The card-backed securities market will benefit from the
abandonment of the home equity securitisation market, Moroney
wrote. The home equity segment peaked in June 2007 at $31 billion
per month but then plummeted to essentially zero by October 2007.
This plunge has resulted in liquidity problems in the mortgage
business and reductions in both the discount rate and funds rate,
and card-backed securities are poised to seize on a wave of capital
flowing toward credit cards and away from home equity lines of
credit.

Not all the news is positive for credit card issuers, however.
The FDIC has reported an increase in both delinquencies and losses.
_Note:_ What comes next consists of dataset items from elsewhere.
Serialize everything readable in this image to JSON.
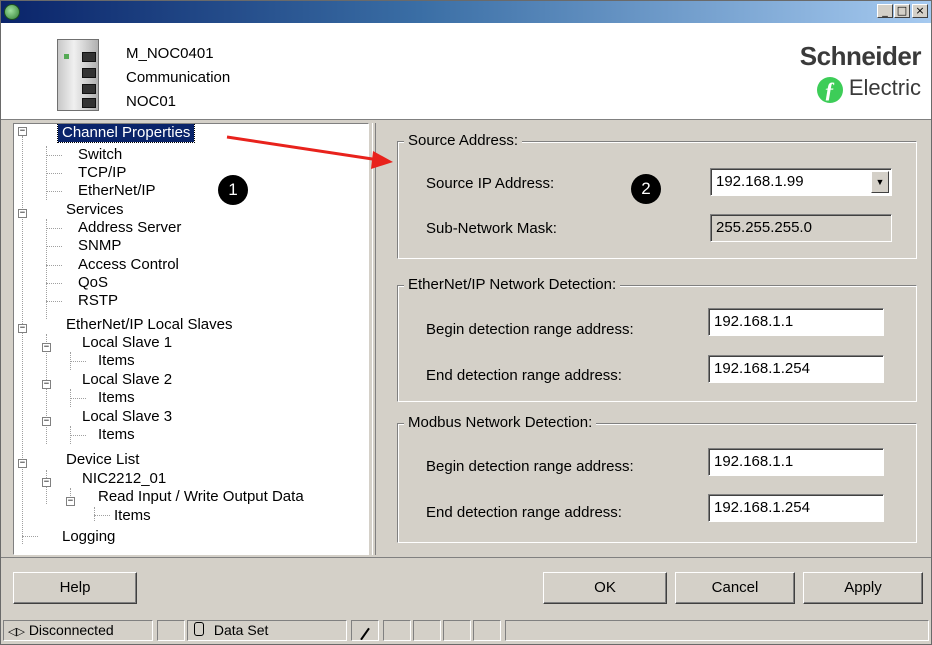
{
  "window": {
    "minimize": "_",
    "maximize": "□",
    "close": "×"
  },
  "header": {
    "module_name": "M_NOC0401",
    "module_type": "Communication",
    "module_id": "NOC01",
    "logo_line1": "Schneider",
    "logo_line2": "Electric"
  },
  "tree": [
    {
      "label": "Channel Properties",
      "selected": true
    },
    {
      "label": "Switch"
    },
    {
      "label": "TCP/IP"
    },
    {
      "label": "EtherNet/IP"
    },
    {
      "label": "Services"
    },
    {
      "label": "Address Server"
    },
    {
      "label": "SNMP"
    },
    {
      "label": "Access Control"
    },
    {
      "label": "QoS"
    },
    {
      "label": "RSTP"
    },
    {
      "label": "EtherNet/IP Local Slaves"
    },
    {
      "label": "Local Slave 1"
    },
    {
      "label": "Items"
    },
    {
      "label": "Local Slave 2"
    },
    {
      "label": "Items"
    },
    {
      "label": "Local Slave 3"
    },
    {
      "label": "Items"
    },
    {
      "label": "Device List"
    },
    {
      "label": "NIC2212_01"
    },
    {
      "label": "Read Input / Write Output Data"
    },
    {
      "label": "Items"
    },
    {
      "label": "Logging"
    }
  ],
  "annotations": {
    "badge1": "1",
    "badge2": "2",
    "arrow_color": "#e8221c"
  },
  "source": {
    "legend": "Source Address:",
    "ip_label": "Source IP Address:",
    "ip_value": "192.168.1.99",
    "mask_label": "Sub-Network Mask:",
    "mask_value": "255.255.255.0"
  },
  "ethernet_ip": {
    "legend": "EtherNet/IP Network Detection:",
    "begin_label": "Begin detection range address:",
    "begin_value": "192.168.1.1",
    "end_label": "End detection range address:",
    "end_value": "192.168.1.254"
  },
  "modbus": {
    "legend": "Modbus Network Detection:",
    "begin_label": "Begin detection range address:",
    "begin_value": "192.168.1.1",
    "end_label": "End detection range address:",
    "end_value": "192.168.1.254"
  },
  "buttons": {
    "help": "Help",
    "ok": "OK",
    "cancel": "Cancel",
    "apply": "Apply"
  },
  "status": {
    "connection": "Disconnected",
    "dataset": "Data Set"
  }
}
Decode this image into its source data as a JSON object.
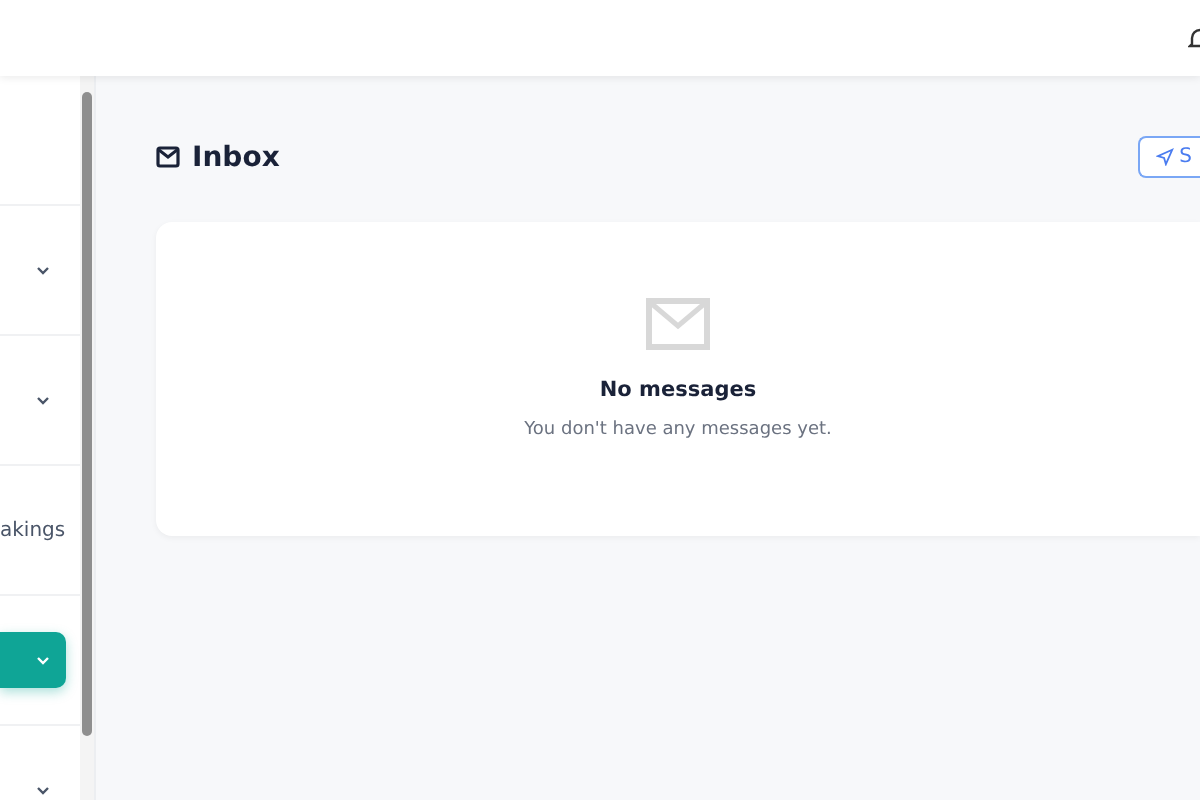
{
  "sidebar": {
    "items": [
      {
        "expandable": false,
        "selected": false
      },
      {
        "expandable": true,
        "selected": false
      },
      {
        "expandable": true,
        "selected": false
      },
      {
        "label": "akings",
        "expandable": false,
        "selected": false
      },
      {
        "expandable": true,
        "selected": true
      },
      {
        "expandable": true,
        "selected": false
      }
    ]
  },
  "page": {
    "title": "Inbox",
    "action_button": "S"
  },
  "empty_state": {
    "title": "No messages",
    "message": "You don't have any messages yet."
  }
}
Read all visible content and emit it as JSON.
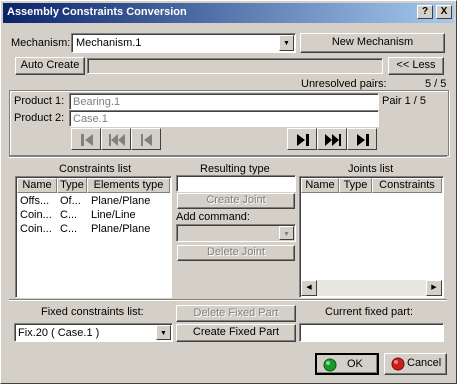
{
  "window": {
    "title": "Assembly Constraints Conversion",
    "help_label": "?",
    "close_label": "X"
  },
  "mechanism": {
    "label": "Mechanism:",
    "value": "Mechanism.1",
    "new_button": "New Mechanism"
  },
  "auto_create": {
    "button": "Auto Create",
    "less_button": "<< Less"
  },
  "unresolved": {
    "label": "Unresolved pairs:",
    "value": "5 / 5"
  },
  "products": {
    "product1_label": "Product 1:",
    "product1_value": "Bearing.1",
    "product2_label": "Product 2:",
    "product2_value": "Case.1",
    "pair_label": "Pair 1 / 5"
  },
  "constraints_list": {
    "title": "Constraints list",
    "columns": [
      "Name",
      "Type",
      "Elements type"
    ],
    "rows": [
      [
        "Offs...",
        "Of...",
        "Plane/Plane"
      ],
      [
        "Coin...",
        "C...",
        "Line/Line"
      ],
      [
        "Coin...",
        "C...",
        "Plane/Plane"
      ]
    ]
  },
  "resulting": {
    "title": "Resulting type",
    "value": "",
    "create_joint": "Create Joint",
    "add_command_label": "Add command:",
    "delete_joint": "Delete Joint"
  },
  "joints_list": {
    "title": "Joints list",
    "columns": [
      "Name",
      "Type",
      "Constraints"
    ]
  },
  "fixed": {
    "constraints_label": "Fixed constraints list:",
    "constraints_value": "Fix.20 ( Case.1 )",
    "delete_button": "Delete Fixed Part",
    "create_button": "Create Fixed Part",
    "current_label": "Current fixed part:",
    "current_value": ""
  },
  "footer": {
    "ok": "OK",
    "cancel": "Cancel"
  },
  "colors": {
    "title_start": "#0a246a",
    "title_end": "#a6caf0",
    "dialog_bg": "#d4d0c8",
    "ok_icon": "#1a9a2a",
    "cancel_icon": "#c8201a"
  }
}
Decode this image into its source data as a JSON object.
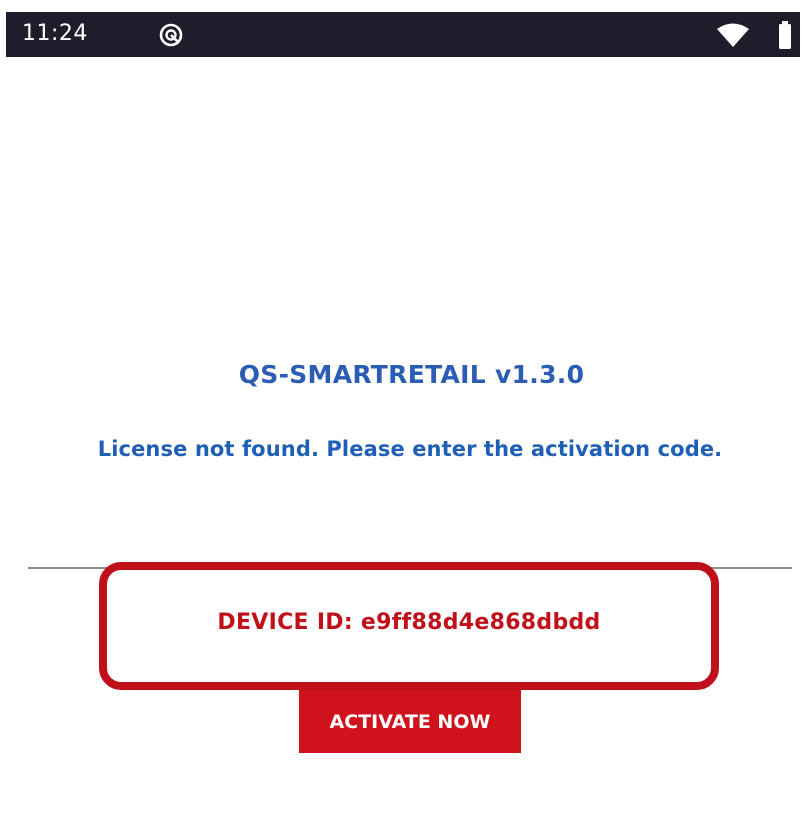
{
  "status_bar": {
    "time": "11:24",
    "icons": [
      "notification-icon",
      "wifi-icon",
      "battery-icon"
    ]
  },
  "app": {
    "title": "QS-SMARTRETAIL v1.3.0",
    "license_message": "License not found. Please enter the activation code.",
    "device_id_label": "DEVICE ID: e9ff88d4e868dbdd",
    "activate_button_label": "ACTIVATE NOW"
  },
  "colors": {
    "status_bar_bg": "#1f1c2c",
    "title_blue": "#2a5db3",
    "accent_red": "#c0101a",
    "button_red": "#d0121c"
  }
}
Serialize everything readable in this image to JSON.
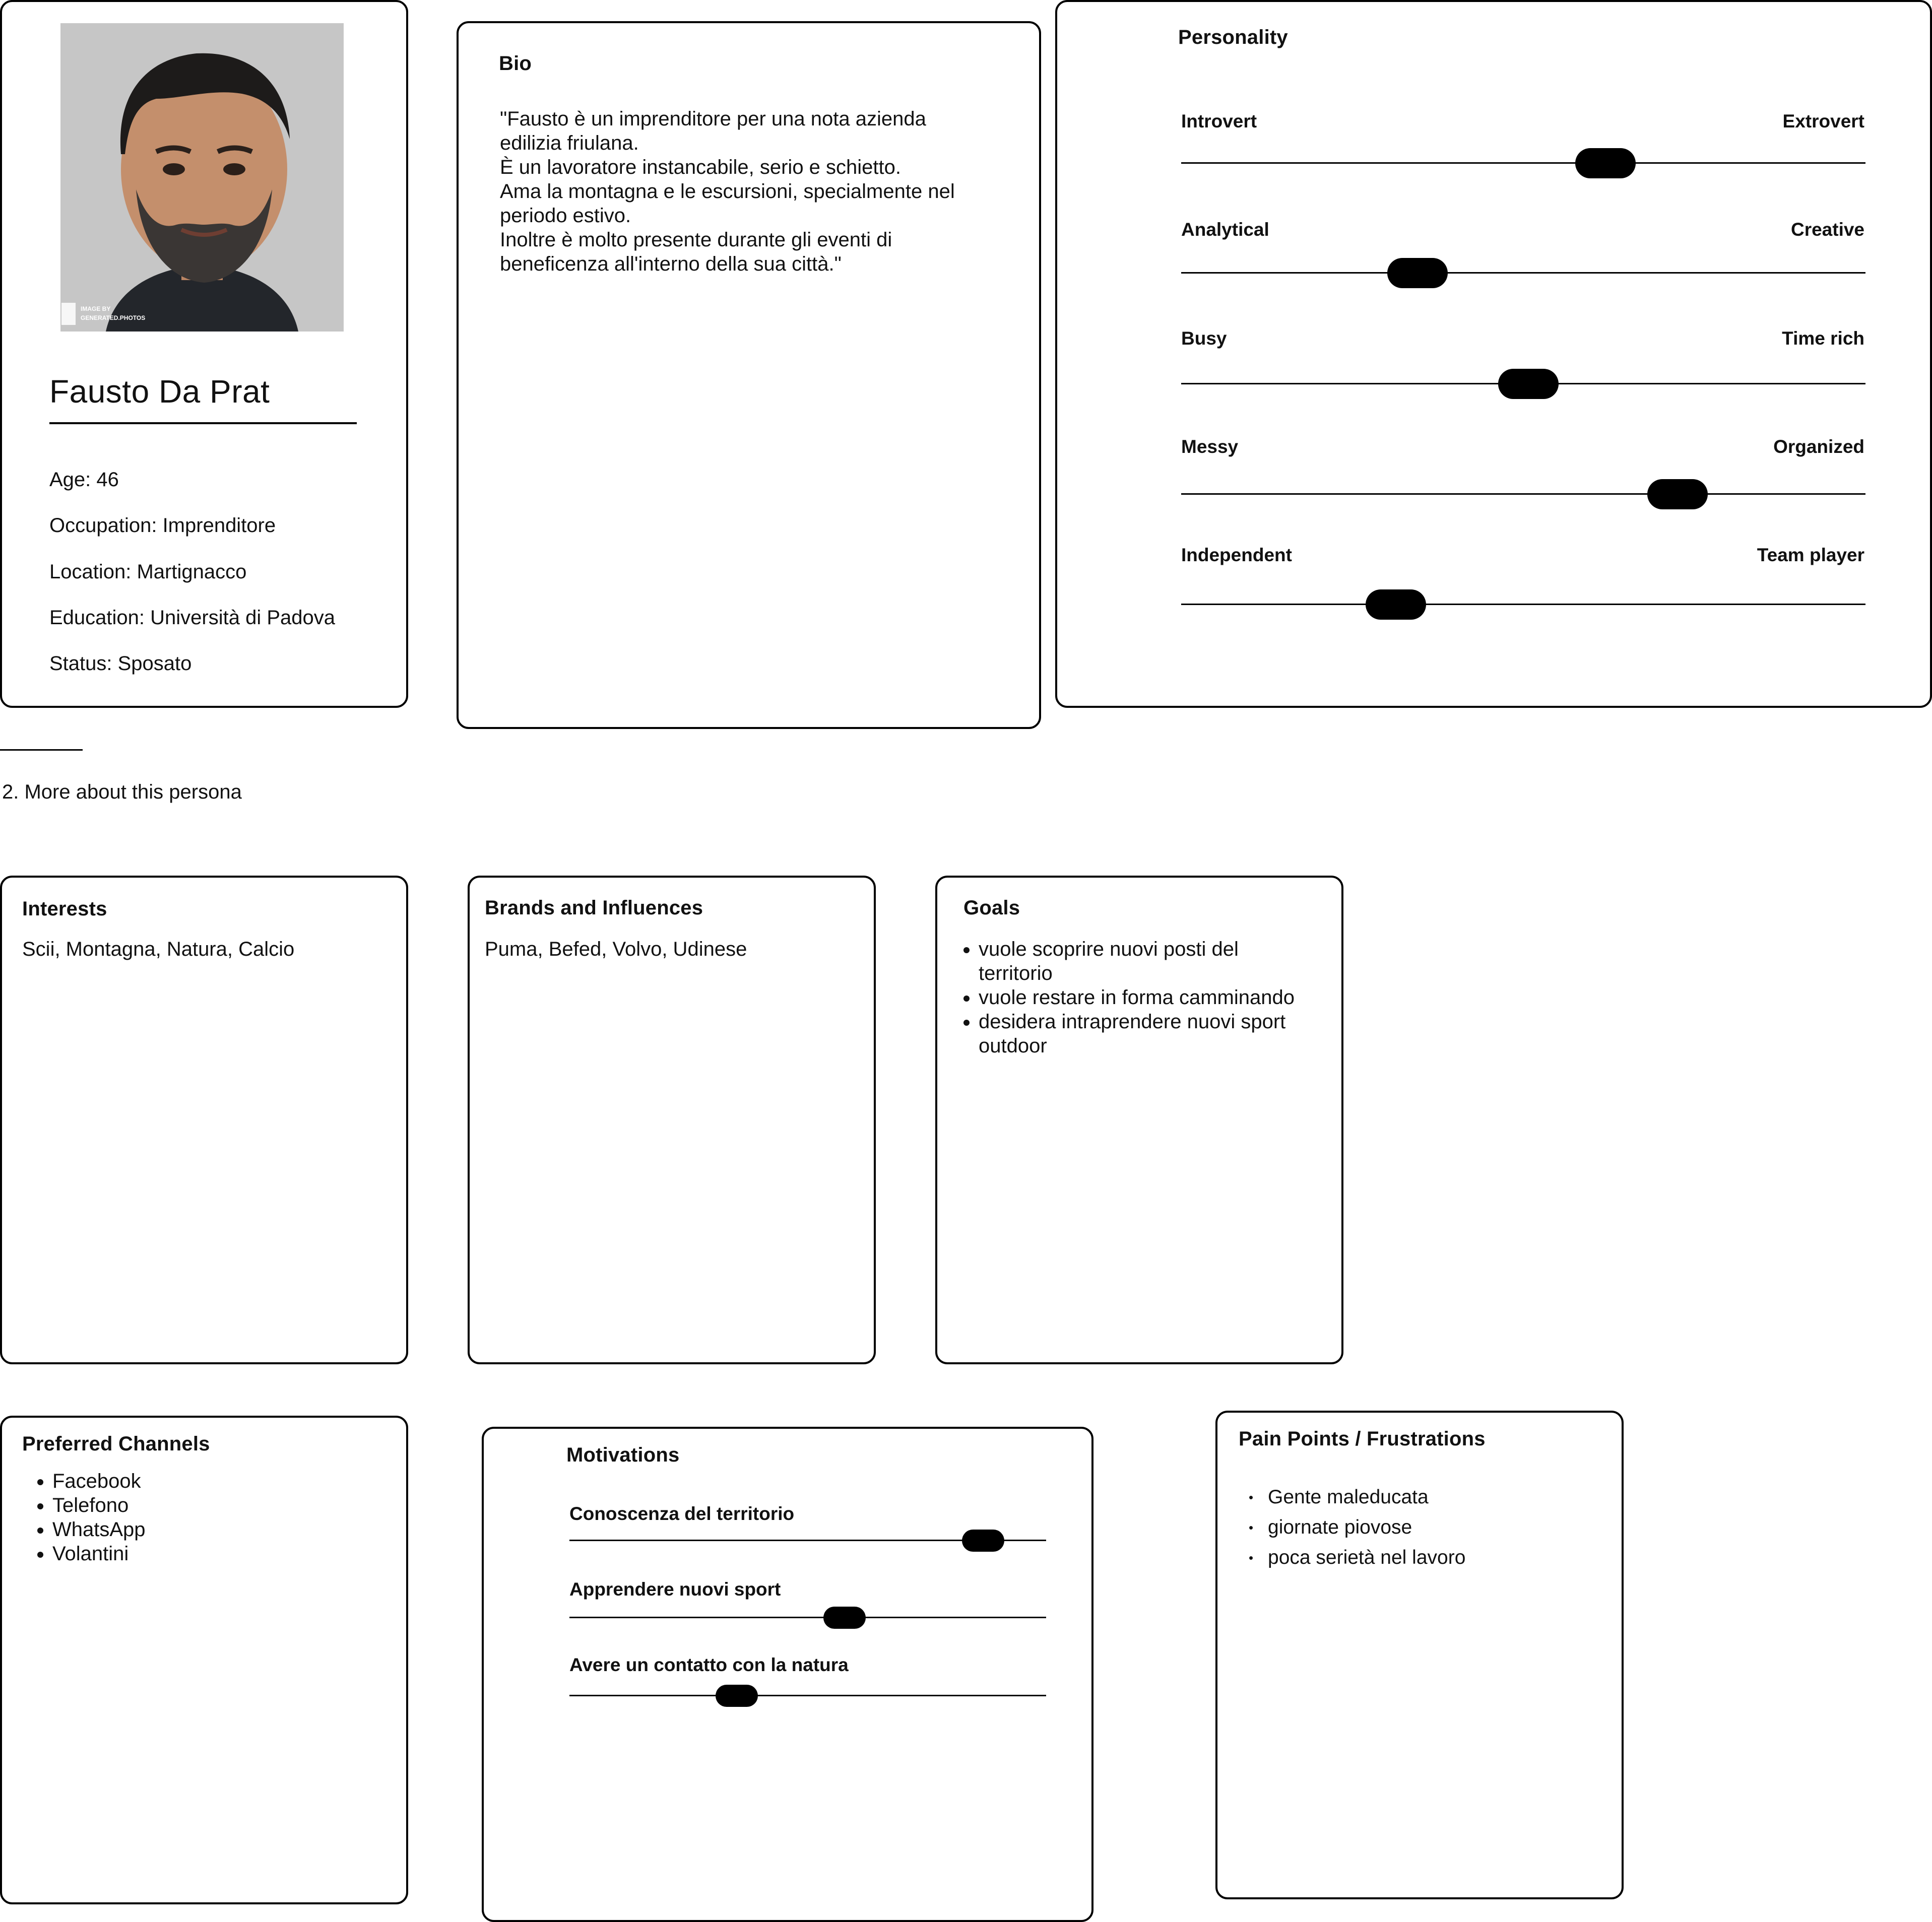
{
  "profile": {
    "name": "Fausto Da Prat",
    "photo_watermark_line1": "IMAGE BY",
    "photo_watermark_line2": "GENERATED.PHOTOS",
    "fields": [
      "Age: 46",
      "Occupation: Imprenditore",
      "Location: Martignacco",
      "Education: Università di Padova",
      "Status: Sposato"
    ]
  },
  "bio": {
    "title": "Bio",
    "lines": [
      "\"Fausto è un imprenditore per una nota azienda",
      "edilizia friulana.",
      "È un lavoratore instancabile, serio e schietto.",
      "Ama la montagna e le escursioni, specialmente nel",
      "periodo estivo.",
      "Inoltre è molto presente durante gli eventi di",
      "beneficenza all'interno della sua città.\""
    ]
  },
  "personality": {
    "title": "Personality",
    "traits": [
      {
        "left": "Introvert",
        "right": "Extrovert",
        "value": 0.62
      },
      {
        "left": "Analytical",
        "right": "Creative",
        "value": 0.345
      },
      {
        "left": "Busy",
        "right": "Time rich",
        "value": 0.507
      },
      {
        "left": "Messy",
        "right": "Organized",
        "value": 0.725
      },
      {
        "left": "Independent",
        "right": "Team player",
        "value": 0.314
      }
    ]
  },
  "section": {
    "heading": "2. More about this persona"
  },
  "interests": {
    "title": "Interests",
    "text": "Scii, Montagna, Natura, Calcio"
  },
  "brands": {
    "title": "Brands and Influences",
    "text": "Puma, Befed, Volvo, Udinese"
  },
  "goals": {
    "title": "Goals",
    "items": [
      [
        "vuole scoprire nuovi posti del",
        "territorio"
      ],
      [
        "vuole restare in forma camminando"
      ],
      [
        "desidera intraprendere nuovi sport",
        "outdoor"
      ]
    ]
  },
  "channels": {
    "title": "Preferred Channels",
    "items": [
      "Facebook",
      "Telefono",
      "WhatsApp",
      "Volantini"
    ]
  },
  "motivations": {
    "title": "Motivations",
    "items": [
      {
        "label": "Conoscenza del territorio",
        "value": 0.868
      },
      {
        "label": "Apprendere nuovi sport",
        "value": 0.577
      },
      {
        "label": "Avere un contatto con la natura",
        "value": 0.351
      }
    ]
  },
  "pain_points": {
    "title": "Pain Points / Frustrations",
    "items": [
      "Gente maleducata",
      "giornate piovose",
      "poca serietà nel lavoro"
    ]
  }
}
Net charge-offs in the second quarter of 2007 totalled $9.2
billion, which is the highest quarterly total since the fourth
quarter of 2005 and represents a 51.2 percent increase over the
second quarter of 2005. In turn, the increased risk in credit card
portfolios due to rising delinquencies will increase funding costs
for securities. For banks, the impact will be either higher funding
costs or increased costs for credit enhancement to obtain
favourable ratings from the agencies.

“Nevertheless, it is important not to overstate the negative
effects of the subprime collapse on either the credit card business
or the securitisation market,” Moroney wrote. “Although one reading
of the numbers indicates that the rise in credit card
delinquencies, coupled with the unsettled mortgage market, could
keep investors away from credit card ABS and cause additional
liquidity problems for card issuers, TowerGroup believes this
outcome is unlikely in light of the performance of the ABS credit
card market through the early stages of the mortgage debacle.”